We passed the Peter and Paul Fortress and even a jet-ski hire outfit with suntanned Russians screaming around a circuit on the jet skis.
Occasionally a modern fibreglass speedboat raced past us, probably owned by one of the recently wealthy Russians.
The boat tour dropped us back at the Hermitage Wharf just as the St Petersburg Day parade was starting.
Thousands of people lined the main street, Nevsky Prospekt. The people were dressed in very modern and colourful clothes and we noticed that many of the young girls were beautifully dressed in tight midriff jeans with high heels and lots of make up. Sadly many of the young people were smoking madly.
The parade started with a monster group of Harley Davidson bike riders – can you believe it!
Many middle class Russians can now buy Harley Davidson bikes from America and there must have been over one hundred of them with a few Honda, Kawasaki and Yamaha bikes. The Harleys were beautifully polished and appeared to be the most expensive you could buy.
The main street was so crowded that as we walked the one and a half kilometres or so back to our Hotel, we were quite concerned about our safety from being crushed.

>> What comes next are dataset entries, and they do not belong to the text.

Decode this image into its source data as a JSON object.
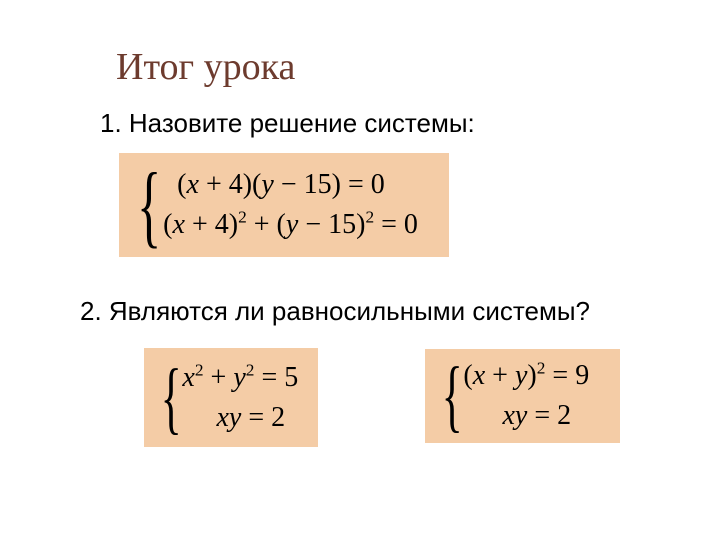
{
  "slide": {
    "title": "Итог урока",
    "title_color": "#6d3b2e",
    "title_fontsize": 38,
    "background_color": "#ffffff"
  },
  "questions": {
    "q1": "1. Назовите решение системы:",
    "q2": "2. Являются ли равносильными системы?",
    "fontsize": 26,
    "color": "#000000",
    "fontfamily": "Arial"
  },
  "math_boxes": {
    "box_background": "#f4cca6",
    "math_color": "#000000",
    "math_fontsize": 28,
    "math_fontfamily": "Times New Roman"
  },
  "system1": {
    "type": "equation_system",
    "eq1_raw": "(x + 4)(y − 15) = 0",
    "eq2_raw": "(x + 4)² + (y − 15)² = 0",
    "eq1": {
      "lhs_factors": [
        "(x + 4)",
        "(y − 15)"
      ],
      "rhs": "0"
    },
    "eq2": {
      "terms": [
        "(x + 4)²",
        "(y − 15)²"
      ],
      "rhs": "0"
    }
  },
  "system2a": {
    "type": "equation_system",
    "eq1_raw": "x² + y² = 5",
    "eq2_raw": "xy = 2",
    "eq1": {
      "lhs": "x² + y²",
      "rhs": "5"
    },
    "eq2": {
      "lhs": "xy",
      "rhs": "2"
    }
  },
  "system2b": {
    "type": "equation_system",
    "eq1_raw": "(x + y)² = 9",
    "eq2_raw": "xy = 2",
    "eq1": {
      "lhs": "(x + y)²",
      "rhs": "9"
    },
    "eq2": {
      "lhs": "xy",
      "rhs": "2"
    }
  }
}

We decided to walk along a back street and just before the rain fell we found a small Japanese Restaurant. It was spotlessly clean and very modern. We were lucky to find a table just before the crowds arrived.
That evening we went to see the Chinese Circus which was fantastic. The young acrobats were amazing and Pip managed to take a few photos. We had to walk back to our Hotel in the rain.